Re: Possible regression by ab037dd87a2f (powerpc/vdso: Switch VDSO to generic C implementation.)

2021-08-02 Thread Lynn Boger
Fixes will be in Go 1.16.7 and 1.15.15. Backports are no longer being 
done for Go 1.14.


On 8/2/21 1:18 AM, Michael Ellerman wrote:

"Paul Murphy"  writes:
  
(My apologies for however IBM's email client munges this)



I heard it is going to be in Go 1.16.7, but I do not know much about Go.
Maybe the folks in Cc can chime in.
  
  
We have backports primed and ready for the next point release. They

are waiting on the release manager to cherrypick them.

OK good, that is still the correct fix in the long run.


I think we were aware that our VDSO usage may have exploited some
peculiarities in how the ppc64 version was constructed (i.e hand
written assembly which just didn't happen to clobber R30).

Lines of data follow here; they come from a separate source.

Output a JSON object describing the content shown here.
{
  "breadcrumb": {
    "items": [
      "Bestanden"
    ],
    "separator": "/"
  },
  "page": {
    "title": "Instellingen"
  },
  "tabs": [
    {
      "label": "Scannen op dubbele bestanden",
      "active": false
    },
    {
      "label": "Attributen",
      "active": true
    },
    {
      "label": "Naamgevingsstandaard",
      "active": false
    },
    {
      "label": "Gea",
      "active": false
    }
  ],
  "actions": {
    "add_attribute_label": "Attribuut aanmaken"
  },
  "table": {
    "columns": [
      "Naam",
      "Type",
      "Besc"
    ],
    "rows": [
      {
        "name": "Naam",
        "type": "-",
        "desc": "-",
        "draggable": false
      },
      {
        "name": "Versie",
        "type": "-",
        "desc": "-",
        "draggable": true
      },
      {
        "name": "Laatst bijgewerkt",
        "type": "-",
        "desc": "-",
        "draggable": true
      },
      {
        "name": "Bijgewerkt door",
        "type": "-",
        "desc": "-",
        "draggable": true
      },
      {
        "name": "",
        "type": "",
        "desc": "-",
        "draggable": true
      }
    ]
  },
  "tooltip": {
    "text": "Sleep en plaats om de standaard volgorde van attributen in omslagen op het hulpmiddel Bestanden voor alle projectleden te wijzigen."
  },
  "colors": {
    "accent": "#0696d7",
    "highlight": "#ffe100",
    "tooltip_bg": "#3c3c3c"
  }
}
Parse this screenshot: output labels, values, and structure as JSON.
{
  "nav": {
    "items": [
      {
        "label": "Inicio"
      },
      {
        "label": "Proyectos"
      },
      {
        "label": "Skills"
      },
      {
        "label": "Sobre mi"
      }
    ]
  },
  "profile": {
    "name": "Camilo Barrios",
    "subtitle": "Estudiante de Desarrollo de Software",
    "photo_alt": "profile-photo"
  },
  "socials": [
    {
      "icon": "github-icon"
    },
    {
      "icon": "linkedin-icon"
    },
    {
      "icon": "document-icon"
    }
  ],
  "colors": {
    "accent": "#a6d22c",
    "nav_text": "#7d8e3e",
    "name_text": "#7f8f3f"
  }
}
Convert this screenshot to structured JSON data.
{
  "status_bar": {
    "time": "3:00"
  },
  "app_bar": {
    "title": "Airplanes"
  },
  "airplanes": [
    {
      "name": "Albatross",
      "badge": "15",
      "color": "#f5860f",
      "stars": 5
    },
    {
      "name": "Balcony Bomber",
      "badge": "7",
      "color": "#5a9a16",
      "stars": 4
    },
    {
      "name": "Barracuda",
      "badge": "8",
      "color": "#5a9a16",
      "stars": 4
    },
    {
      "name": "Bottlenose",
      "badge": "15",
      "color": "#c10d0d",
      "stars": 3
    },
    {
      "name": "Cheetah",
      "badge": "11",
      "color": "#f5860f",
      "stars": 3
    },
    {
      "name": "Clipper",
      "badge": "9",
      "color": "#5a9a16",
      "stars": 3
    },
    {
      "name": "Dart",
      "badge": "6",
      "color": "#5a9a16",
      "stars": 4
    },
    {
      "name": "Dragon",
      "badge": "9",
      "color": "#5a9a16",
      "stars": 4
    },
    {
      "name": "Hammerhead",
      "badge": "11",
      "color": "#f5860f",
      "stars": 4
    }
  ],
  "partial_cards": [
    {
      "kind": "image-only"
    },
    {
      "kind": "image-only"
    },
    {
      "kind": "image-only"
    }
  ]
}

Yeah I was "somewhat surprised" that Go thought it could use r30 like
that across a VDSO call :D

But to be fair the ABI of the VDSO has always been a little fishy,
because the entry points pretend to be a transparent wrapper around
system calls, but then in a case like this are not.


Go up to this point has only used the vdso function __kernel_clock_gettime; it
is the only entry point which would need to explicitly avoid R30 for
Go's sake.

I thought about limiting the workaround to just that code, but it seemed
silly and likely to come back to bite us. Once the compilers decides to
spill a non-volatile there are plenty of other ones to choose from.

cheers


Re: Possible regression by ab037dd87a2f (powerpc/vdso: Switch VDSO to generic C implementation.)

2021-08-02 Thread Segher Boessenkool
On Mon, Aug 02, 2021 at 04:18:58PM +1000, Michael Ellerman wrote:
> > Go up to this point has only used the vdso function __kernel_clock_gettime; 
> > it
> > is the only entry point which would need to explicitly avoid R30 for
> > Go's sake.
> 
> I thought about limiting the workaround to just that code, but it seemed
> silly and likely to come back to bite us. Once the compilers decides to
> spill a non-volatile there are plenty of other ones to choose from.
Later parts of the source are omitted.